Max Verstappen hat auf den Horrorfilm-Vergleich von McLaren-CEO Zak Brown nach seinem Triumph beim Großen Preis von Katar reagiert. „Ihr könnt mich Chucky nennen.“
- Max VerstappenIm Gespräch mit GPblog nach seinem Rennsieg antwortete der Red-Bull-Racing-Pilot auf die Aussagen des McLaren-CEOs mit einer frechen Anspielung auf die Horrorfilm-Reihe Chucky.

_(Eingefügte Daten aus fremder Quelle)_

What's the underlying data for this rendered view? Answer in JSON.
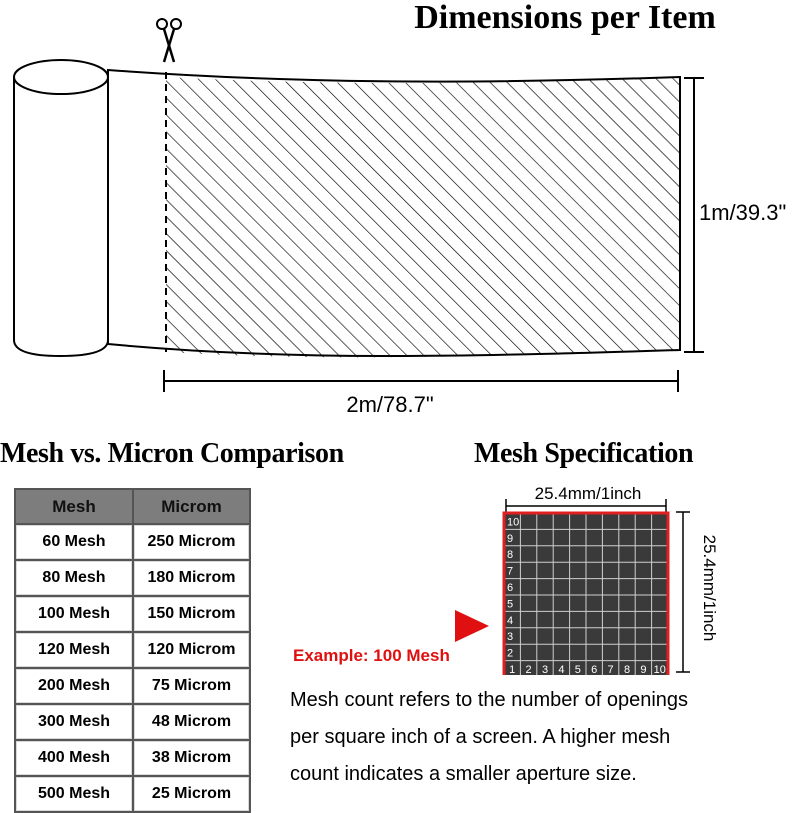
{
  "title": "Dimensions per Item",
  "roll": {
    "height_label": "1m/39.3\"",
    "width_label": "2m/78.7\"",
    "icons": [
      "scissors-icon"
    ]
  },
  "table": {
    "heading": "Mesh vs. Micron Comparison",
    "headers": [
      "Mesh",
      "Microm"
    ],
    "rows": [
      [
        "60 Mesh",
        "250 Microm"
      ],
      [
        "80 Mesh",
        "180 Microm"
      ],
      [
        "100 Mesh",
        "150 Microm"
      ],
      [
        "120 Mesh",
        "120 Microm"
      ],
      [
        "200 Mesh",
        "75 Microm"
      ],
      [
        "300 Mesh",
        "48 Microm"
      ],
      [
        "400 Mesh",
        "38 Microm"
      ],
      [
        "500 Mesh",
        "25 Microm"
      ]
    ]
  },
  "spec": {
    "heading": "Mesh Specification",
    "top_dim": "25.4mm/1inch",
    "side_dim": "25.4mm/1inch",
    "grid_count": 10,
    "example": "Example: 100 Mesh",
    "border_color": "#e02020",
    "arrow_color": "#e01010"
  },
  "description": [
    "Mesh count refers to the number of openings",
    "per square inch of a screen. A higher mesh",
    "count indicates a smaller aperture size."
  ]
}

„Ihr könnt mich Chucky nennen. Ist das kurz genug für dich? Ich weiß nicht. Ich habe es auch gesehen. Ich fand es ziemlich lustig“, sagte er.
Max Verstappen feiert den Sieg beim Großen Preis von Katar – Foto: Race Pictures
Verstappen betonte anschließend, dass er sich letztlich nur auf das konzentriere, was er kontrollieren kann.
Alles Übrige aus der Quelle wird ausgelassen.